Nachdem er bezahlt hat, zieht er Liv in eine Boutique. Da Livs Sprachkenntnisse nicht so gut sind, überlässt sie Maurizio das Reden. Die Verkäuferin mustert sie kurz, dann verschwindet sie und kommt wenig später mit drei traumhaften Kleidern wieder. "Na hopp, wir haben nicht ewig Zeit". Maurizio schiebt sie in eine Umkleide. Als erstes probiert Liv ein schwarzes langes Kleid mit engem Rock, hochgeschlossen ohne Ärmel, mit einem tiefen Rückenausschnitt. Sie tritt vor ihn hin. "Nein", ist sein einziger Kommentar, der auch Livs Meinung widerspiegelt. Das zweite ist dunkelrot, knöchellang in A-Linie, das Oberteil mit Spitze besetzt und mit kurzen Ärmeln. "Das ist gut für morgen", meint Maurizio, "und jetzt noch das letzte". Liz ist gleich verliebt, als sie sich darin sieht.
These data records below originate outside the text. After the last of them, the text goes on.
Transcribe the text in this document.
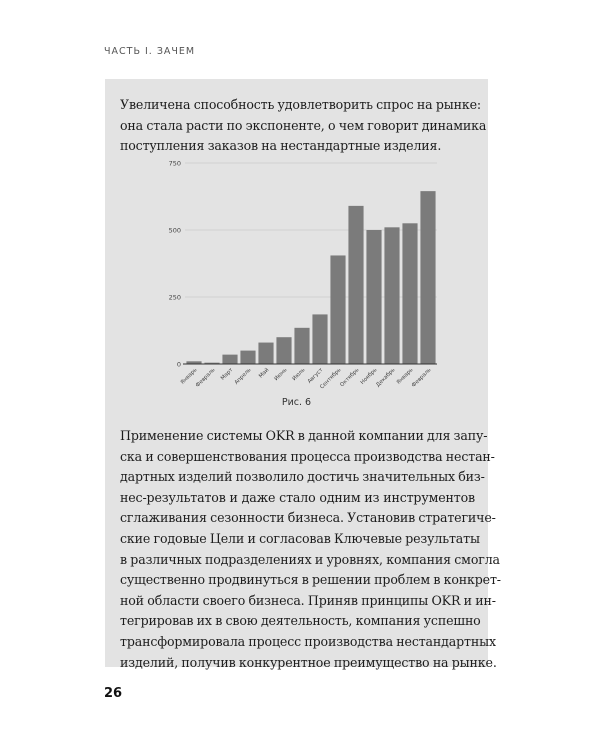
ЧАСТЬ I. ЗАЧЕМ

Увеличена способность удовлетворить спрос на рынке:
она стала расти по экспоненте, о чем говорит динамика
поступления заказов на нестандартные изделия.

0
250
500
750
Январь
Февраль Март Апрель Май Июнь Июль Август
Сентябрь
Октябрь Ноябрь
Декабрь Январь
Февраль
Рис. 6

Применение системы OKR в данной компании для запу-
ска и совершенствования процесса производства нестан-
дартных изделий позволило достичь значительных биз-
нес-результатов и даже стало одним из инструментов
сглаживания сезонности бизнеса. Установив стратегиче-
ские годовые Цели и согласовав Ключевые результаты
в различных подразделениях и уровнях, компания смогла
существенно продвинуться в решении проблем в конкрет-
ной области своего бизнеса. Приняв принципы OKR и ин-
тегрировав их в свою деятельность, компания успешно
трансформировала процесс производства нестандартных
изделий, получив конкурентное преимущество на рынке.

26
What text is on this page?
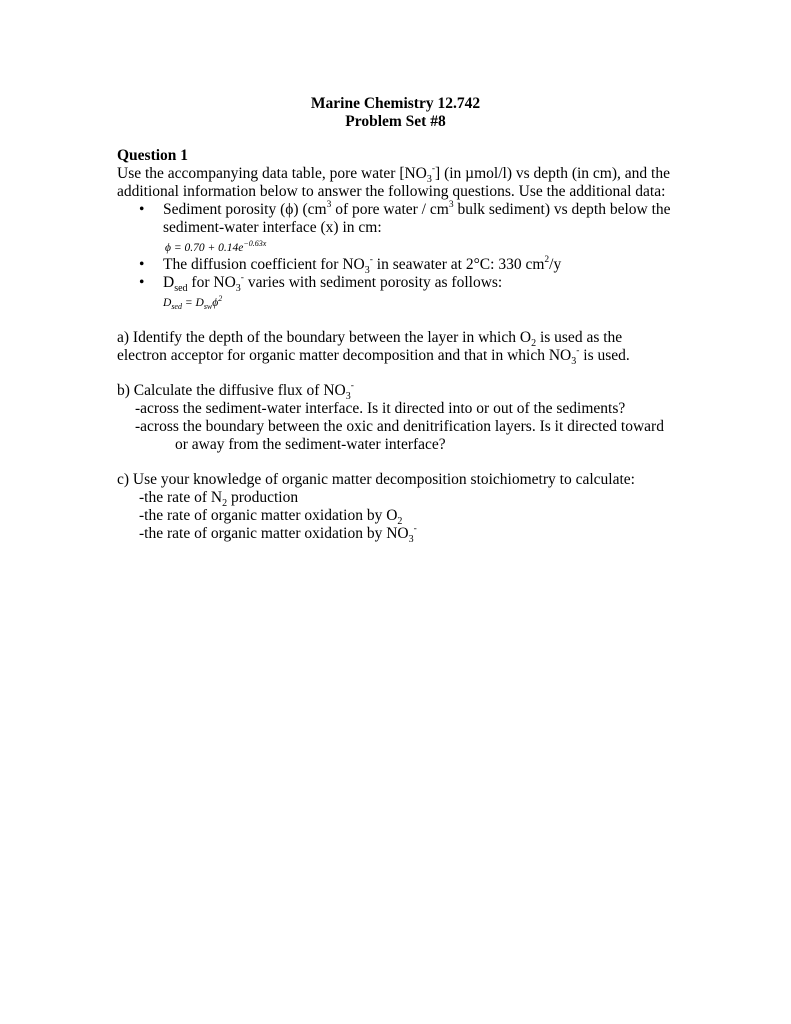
Marine Chemistry 12.742
Problem Set #8
Question 1
Use the accompanying data table, pore water $[NO_3^-]$ (in µmol/l) vs depth (in cm), and the
additional information below to answer the following questions. Use the additional data:
• Sediment porosity (ϕ) ($cm^3$ of pore water / $cm^3$ bulk sediment) vs depth below the
sediment-water interface (x) in cm:
$\phi = 0.70 + 0.14e^{-0.63x}$
• The diffusion coefficient for $NO_3^-$ in seawater at 2°C: 330 $cm^2/y$
• $D_{sed}$ for $NO_3^-$ varies with sediment porosity as follows:
$D_{sed} = D_{sw}\phi^2$
a) Identify the depth of the boundary between the layer in which $O_2$ is used as the
electron acceptor for organic matter decomposition and that in which $NO_3^-$ is used.
b) Calculate the diffusive flux of $NO_3^-$
-across the sediment-water interface. Is it directed into or out of the sediments?
-across the boundary between the oxic and denitrification layers. Is it directed toward
or away from the sediment-water interface?
c) Use your knowledge of organic matter decomposition stoichiometry to calculate:
-the rate of $N_2$ production
-the rate of organic matter oxidation by $O_2$
-the rate of organic matter oxidation by $NO_3^-$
Es ist dunkelgrün, bodenlang mit einem weit schwingenden Rock. Das Oberteil ist in viele kleine Falten gelegt, über dem Dekollete und am oberen Rücken mit Spitze, die als angeschnittene Ärmel endet. "Sembri un angelo, bella donna", murmelt Maurizio. "Und welches soll ich jetzt nehmen?", fragt Liv. "Beide! Das rote und das grüne" - "Das ist mir zu teuer" - "Wer sagt denn, dass du bezahlst? Es ist mir eine Ehre, dass du mich begleitest, und deshalb zahle ich" - "Ab..." - "Keine Widerrede. Basta!" Er nickt der Verkäuferin zu, die dem vermeintlichem Pärchen lächelnd zugehört hat und gibt ihr seine Kreditkarte. "Maurizio, das kann ich nicht annehmen", sagt sie leise, als die das Geschäft verlassen. "Doch. Jetzt brauchst du noch Schuhe". Er zieht sie zum nächsten kleinen Laden, in dem es Pumps, Highheels, Stilettos und alle möglichen Schuhe gibt. Livs Wahl fällt auf ein Paar Pumps in Nude mit mittlerer Absatzhöhe. "Und für das zweite Kleid?", fragt er neugierig. "Die passen zu beiden" - "Dein Mate ist zu beneiden" - "Warum?" - "Sparsame Frauen gibts nicht so oft bei uns. Allerdings zeichnet das ja doch auch eine Luna aus", zwinkert er ihr zu. Er bezahlt auch die Schuhe, obwohl Liv das nicht möchte und nimmt die Tasche. "Wo wohnst du? Die Kleider werden zu mir geliefert. Ich würde vorschlagen, wir holen deine Sachen und du ziehst bei mir ein. Erleichtert einiges, wenn ich dich nicht erst immer abholen muss". Verdattert schaut Liv Maurizio an. "Na komm, gib dir einen Ruck. Ich tu dir nichts". Nach kurzem Überlegen stimmt sie zu, aber sie gibt Marie Bescheid, mit der sie immer in Kontakt ist.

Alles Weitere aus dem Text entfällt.